The new service, dubbed Nimsoft On Demand, “wraps up and delivers a complete, full-function monitoring solution in a SaaS model,” explained Nimsoft founder and general manager Gary Read in an interview. Like its on-premise counterpart, Nimsoft On Demand can monitor applications running in an organization’s internal data center, as well as SaaS and cloud offerings from the likes of Salesforce, Google, Rackspace and Amazon -- a capability introduced to the monitoring software in October.
While it takes the on-premise version hours or days to start-up and deploy, SaaS customers can be up and running in under an hour, said Read. The service detects components of a user’s environment, and automatically populates dashboards and reports, as well as error-handling and notification situations.
Both versions of the monitoring software use a subscription model based on the number of devices being monitored. Customers of the on-demand service pay an additional charge covering costs such as hosting, but Read noted that Nimsoft priced the offering so that the total cost of ownership was “significantly lower” than the on-premise solution.
Redwood City, Calif.-based Nimsoft, which had $50 million in bookings last year, counts both midmarket companies and managed service providers among its 800 customers. The new service has been in beta-testing with several such clients, including the National Pain Institute and SyCom Technologies, over the last few months.
In a statement, Renee Symons, VP of services operations at SyCom, a Richmond, Va.-based IT service provider, said that she expects the on-demand platform to “lower our total cost of service delivery and provide a foundation upon which we can build higher-value/higher-margin offerings.”
For the SaaS offering, Nimsoft opted to use a SAS 70 certified data center, according to Read, “to ensure that customers were not concerned about security and availability of the infrastructure of their environment. … It’s fully PCI-compliant with really high carrier-grade security and availability with high redundancy.”
Read said that he expects to see existing Nimsoft clients switch to the SaaS model, thanks to the lower costs and the ability for it to reduce administration work. “They get to spend their time on running their business,” he noted.
More and more companies are turning to cloud-based resources, said Read, describing a large customer that recently scrapped plans to procure and provision 3,000 new servers for testing and development in favor of using the cloud to deliver the compute power.
For Nimsoft -- and its new owner, CA -- that represents an opportunity to enable “CIOs to monitor the performance of their cloud-based resources, to be able to benchmark that performance against internal resources, to be able to benchmark the performance of one cloud provider against another cloud provider, so they can understand which providers are offering them the best service at the right price.”
The $350 million acquisition of Nimsoft by CA was completed March 17, and under the agreement Nimsoft now operates as a stand-alone unit within CA’s cloud business line.
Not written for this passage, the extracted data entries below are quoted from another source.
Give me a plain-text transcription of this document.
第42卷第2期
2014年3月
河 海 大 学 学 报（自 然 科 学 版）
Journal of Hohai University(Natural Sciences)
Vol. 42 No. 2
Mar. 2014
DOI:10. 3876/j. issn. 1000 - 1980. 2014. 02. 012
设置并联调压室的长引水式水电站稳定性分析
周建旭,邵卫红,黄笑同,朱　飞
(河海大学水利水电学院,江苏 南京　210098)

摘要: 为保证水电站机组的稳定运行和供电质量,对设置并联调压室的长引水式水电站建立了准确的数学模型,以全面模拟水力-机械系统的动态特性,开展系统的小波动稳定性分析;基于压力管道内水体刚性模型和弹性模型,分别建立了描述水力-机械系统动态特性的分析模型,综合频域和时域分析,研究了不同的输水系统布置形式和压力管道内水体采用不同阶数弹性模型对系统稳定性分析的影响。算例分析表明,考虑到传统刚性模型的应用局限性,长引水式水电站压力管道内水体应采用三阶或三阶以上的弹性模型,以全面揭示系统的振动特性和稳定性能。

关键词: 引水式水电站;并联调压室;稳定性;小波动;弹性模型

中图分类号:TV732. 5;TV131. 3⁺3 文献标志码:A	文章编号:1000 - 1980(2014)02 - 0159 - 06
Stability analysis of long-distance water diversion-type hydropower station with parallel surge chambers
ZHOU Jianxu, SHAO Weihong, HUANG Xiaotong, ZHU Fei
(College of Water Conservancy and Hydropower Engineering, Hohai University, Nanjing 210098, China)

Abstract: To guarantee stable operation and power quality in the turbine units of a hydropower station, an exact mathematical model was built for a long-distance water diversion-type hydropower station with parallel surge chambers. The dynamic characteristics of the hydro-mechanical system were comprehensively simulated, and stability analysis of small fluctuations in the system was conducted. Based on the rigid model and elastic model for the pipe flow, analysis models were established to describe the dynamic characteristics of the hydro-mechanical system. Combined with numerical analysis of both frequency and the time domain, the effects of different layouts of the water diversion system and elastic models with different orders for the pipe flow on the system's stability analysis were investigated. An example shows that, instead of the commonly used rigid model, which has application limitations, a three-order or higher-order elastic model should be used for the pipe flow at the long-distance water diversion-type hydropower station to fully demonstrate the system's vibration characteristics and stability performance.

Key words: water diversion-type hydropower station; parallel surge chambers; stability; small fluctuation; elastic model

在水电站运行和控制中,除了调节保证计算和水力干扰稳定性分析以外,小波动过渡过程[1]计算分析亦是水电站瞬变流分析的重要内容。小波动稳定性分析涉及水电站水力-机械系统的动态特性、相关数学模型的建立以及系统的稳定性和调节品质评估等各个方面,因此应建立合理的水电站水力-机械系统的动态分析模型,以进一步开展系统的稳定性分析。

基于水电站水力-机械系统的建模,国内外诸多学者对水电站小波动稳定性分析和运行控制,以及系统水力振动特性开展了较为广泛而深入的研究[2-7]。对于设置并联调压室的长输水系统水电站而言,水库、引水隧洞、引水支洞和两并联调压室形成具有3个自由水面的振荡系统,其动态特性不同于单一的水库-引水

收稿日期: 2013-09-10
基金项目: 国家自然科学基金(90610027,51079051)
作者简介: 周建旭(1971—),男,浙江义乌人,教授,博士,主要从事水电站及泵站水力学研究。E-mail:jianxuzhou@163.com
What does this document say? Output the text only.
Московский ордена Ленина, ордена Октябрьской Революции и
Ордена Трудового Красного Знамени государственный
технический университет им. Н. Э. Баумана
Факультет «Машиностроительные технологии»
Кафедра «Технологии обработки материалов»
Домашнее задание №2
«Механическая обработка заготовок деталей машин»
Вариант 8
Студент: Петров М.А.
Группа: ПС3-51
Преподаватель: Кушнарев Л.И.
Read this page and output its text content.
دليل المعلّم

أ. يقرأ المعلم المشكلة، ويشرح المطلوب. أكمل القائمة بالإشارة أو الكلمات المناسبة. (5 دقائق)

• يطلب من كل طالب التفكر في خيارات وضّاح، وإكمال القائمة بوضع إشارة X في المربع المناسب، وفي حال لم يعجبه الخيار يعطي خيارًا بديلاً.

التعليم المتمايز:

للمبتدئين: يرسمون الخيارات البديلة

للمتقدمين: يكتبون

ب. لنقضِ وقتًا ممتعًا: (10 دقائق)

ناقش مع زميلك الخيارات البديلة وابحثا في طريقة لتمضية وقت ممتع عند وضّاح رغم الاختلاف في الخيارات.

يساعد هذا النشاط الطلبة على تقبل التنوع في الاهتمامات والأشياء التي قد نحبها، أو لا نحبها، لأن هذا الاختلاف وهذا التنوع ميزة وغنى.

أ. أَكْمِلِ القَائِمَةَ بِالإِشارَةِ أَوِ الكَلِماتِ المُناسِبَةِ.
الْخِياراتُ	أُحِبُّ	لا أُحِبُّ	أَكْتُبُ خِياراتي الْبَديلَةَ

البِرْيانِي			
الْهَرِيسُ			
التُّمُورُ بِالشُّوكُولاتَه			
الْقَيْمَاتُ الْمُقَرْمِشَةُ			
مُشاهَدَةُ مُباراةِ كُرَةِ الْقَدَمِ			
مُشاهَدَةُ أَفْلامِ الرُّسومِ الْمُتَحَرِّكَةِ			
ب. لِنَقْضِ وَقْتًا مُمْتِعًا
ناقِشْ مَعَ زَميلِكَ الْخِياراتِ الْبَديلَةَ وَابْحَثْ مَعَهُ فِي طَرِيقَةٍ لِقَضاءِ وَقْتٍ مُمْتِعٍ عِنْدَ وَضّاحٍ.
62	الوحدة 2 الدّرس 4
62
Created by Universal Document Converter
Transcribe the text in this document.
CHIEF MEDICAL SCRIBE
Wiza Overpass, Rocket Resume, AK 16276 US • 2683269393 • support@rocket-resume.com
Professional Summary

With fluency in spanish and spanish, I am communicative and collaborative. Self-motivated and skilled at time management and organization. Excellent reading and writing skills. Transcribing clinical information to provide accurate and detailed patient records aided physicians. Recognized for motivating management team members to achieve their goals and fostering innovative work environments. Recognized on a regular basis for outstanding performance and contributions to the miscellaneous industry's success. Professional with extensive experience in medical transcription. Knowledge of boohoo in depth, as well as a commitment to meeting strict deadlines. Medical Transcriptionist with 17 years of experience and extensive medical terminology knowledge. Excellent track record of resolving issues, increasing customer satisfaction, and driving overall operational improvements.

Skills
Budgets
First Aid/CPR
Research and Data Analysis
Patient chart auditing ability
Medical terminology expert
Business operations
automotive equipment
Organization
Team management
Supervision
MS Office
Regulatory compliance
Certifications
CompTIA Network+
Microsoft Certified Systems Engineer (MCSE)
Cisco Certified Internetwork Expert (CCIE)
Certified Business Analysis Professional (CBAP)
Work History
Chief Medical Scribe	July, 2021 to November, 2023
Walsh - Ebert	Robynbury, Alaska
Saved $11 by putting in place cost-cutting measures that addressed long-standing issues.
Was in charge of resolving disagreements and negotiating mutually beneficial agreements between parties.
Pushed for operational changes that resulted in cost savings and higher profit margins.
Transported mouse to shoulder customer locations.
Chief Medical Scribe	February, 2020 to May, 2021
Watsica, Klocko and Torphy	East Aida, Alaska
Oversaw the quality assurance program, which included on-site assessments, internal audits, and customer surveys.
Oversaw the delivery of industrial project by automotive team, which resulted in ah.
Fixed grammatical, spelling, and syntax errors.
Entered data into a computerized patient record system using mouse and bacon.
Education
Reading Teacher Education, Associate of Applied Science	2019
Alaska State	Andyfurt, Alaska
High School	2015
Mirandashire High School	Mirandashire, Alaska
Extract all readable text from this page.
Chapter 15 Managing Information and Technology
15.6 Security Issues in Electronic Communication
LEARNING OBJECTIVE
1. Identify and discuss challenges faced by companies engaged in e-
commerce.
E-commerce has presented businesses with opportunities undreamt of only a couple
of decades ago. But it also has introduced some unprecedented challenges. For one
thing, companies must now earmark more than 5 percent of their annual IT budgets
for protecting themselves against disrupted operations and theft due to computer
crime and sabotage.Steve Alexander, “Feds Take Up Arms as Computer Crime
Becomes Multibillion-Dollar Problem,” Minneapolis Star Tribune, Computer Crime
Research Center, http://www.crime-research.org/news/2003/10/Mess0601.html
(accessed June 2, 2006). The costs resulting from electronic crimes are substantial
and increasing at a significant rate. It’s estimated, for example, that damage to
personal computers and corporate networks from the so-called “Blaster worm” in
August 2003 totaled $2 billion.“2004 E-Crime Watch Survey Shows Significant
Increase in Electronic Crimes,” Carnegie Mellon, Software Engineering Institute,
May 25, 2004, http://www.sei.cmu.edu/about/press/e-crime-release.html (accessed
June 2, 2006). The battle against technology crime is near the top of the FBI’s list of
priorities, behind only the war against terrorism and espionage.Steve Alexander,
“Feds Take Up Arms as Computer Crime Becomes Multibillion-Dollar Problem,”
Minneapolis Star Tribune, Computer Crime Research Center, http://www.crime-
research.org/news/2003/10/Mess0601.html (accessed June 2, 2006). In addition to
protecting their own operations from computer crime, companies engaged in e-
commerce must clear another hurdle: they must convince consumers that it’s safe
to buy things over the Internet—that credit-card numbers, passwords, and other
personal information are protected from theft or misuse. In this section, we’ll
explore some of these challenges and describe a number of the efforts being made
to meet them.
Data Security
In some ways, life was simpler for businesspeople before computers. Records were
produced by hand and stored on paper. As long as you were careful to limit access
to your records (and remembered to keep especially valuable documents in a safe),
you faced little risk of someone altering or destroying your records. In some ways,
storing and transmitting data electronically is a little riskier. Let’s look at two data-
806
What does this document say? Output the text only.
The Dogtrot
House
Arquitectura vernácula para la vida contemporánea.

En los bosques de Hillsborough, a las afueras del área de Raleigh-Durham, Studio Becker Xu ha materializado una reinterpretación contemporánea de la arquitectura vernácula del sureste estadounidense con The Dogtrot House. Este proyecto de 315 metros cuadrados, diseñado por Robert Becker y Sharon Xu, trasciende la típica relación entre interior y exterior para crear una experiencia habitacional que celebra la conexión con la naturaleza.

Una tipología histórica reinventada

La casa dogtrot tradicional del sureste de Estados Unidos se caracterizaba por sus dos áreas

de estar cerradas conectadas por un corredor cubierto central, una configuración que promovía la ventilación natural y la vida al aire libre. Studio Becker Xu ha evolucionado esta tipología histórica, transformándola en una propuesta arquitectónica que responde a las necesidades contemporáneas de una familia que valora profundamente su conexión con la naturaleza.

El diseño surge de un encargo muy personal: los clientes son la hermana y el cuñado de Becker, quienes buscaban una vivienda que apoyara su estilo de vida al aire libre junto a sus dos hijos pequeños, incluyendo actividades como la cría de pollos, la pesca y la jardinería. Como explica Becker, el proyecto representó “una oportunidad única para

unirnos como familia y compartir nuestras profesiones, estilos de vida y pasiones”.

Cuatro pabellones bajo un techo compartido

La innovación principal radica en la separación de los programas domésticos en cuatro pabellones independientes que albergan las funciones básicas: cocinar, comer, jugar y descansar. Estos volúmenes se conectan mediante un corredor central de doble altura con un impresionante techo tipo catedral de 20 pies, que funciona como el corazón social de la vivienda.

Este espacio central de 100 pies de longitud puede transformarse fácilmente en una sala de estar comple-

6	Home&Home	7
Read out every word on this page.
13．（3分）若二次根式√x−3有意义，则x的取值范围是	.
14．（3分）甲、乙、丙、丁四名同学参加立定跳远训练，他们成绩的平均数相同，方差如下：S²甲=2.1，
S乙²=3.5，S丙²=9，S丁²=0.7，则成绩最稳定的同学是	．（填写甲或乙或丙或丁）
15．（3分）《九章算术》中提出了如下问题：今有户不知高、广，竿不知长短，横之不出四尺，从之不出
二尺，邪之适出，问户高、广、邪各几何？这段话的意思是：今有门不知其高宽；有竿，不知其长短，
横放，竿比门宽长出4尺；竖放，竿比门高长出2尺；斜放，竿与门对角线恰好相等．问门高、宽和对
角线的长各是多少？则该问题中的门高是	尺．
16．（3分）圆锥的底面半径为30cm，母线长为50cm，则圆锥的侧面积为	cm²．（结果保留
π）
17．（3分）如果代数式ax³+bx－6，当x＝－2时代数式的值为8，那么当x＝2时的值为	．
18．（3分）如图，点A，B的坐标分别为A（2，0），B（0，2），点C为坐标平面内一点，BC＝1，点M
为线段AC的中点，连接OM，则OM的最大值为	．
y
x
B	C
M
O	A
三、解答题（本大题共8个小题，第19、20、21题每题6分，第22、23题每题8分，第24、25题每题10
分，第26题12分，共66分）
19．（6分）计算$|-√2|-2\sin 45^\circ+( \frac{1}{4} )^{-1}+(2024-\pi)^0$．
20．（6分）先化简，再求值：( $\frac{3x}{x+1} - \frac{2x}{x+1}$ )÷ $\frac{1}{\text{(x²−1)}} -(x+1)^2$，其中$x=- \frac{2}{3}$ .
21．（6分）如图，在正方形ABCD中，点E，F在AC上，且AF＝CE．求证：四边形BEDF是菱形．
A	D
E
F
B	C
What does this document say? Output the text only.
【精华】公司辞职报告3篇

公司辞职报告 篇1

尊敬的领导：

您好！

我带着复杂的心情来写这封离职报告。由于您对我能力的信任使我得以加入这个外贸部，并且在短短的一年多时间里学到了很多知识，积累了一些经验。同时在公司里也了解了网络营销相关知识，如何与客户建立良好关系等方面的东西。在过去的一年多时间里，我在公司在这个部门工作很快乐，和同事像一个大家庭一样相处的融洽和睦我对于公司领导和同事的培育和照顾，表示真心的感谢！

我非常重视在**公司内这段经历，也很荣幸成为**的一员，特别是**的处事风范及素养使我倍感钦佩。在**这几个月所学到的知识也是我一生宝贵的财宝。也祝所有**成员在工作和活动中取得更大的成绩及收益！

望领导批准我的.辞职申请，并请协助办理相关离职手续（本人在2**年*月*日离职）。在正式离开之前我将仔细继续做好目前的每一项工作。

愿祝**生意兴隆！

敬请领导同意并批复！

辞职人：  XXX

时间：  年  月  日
For CA, said Read, the reason for the deal was to extend its reach into service providers and midmarket businesses -- “where their traditional solutions and salesforce do not particularly play.”
Nimsoft, taking advantage of the resources of its parent, expects to reach into other disciplines, he said. In the coming weeks, the unit will officially launch a service that lets clients monitor the availability and cost of energy in their data centers.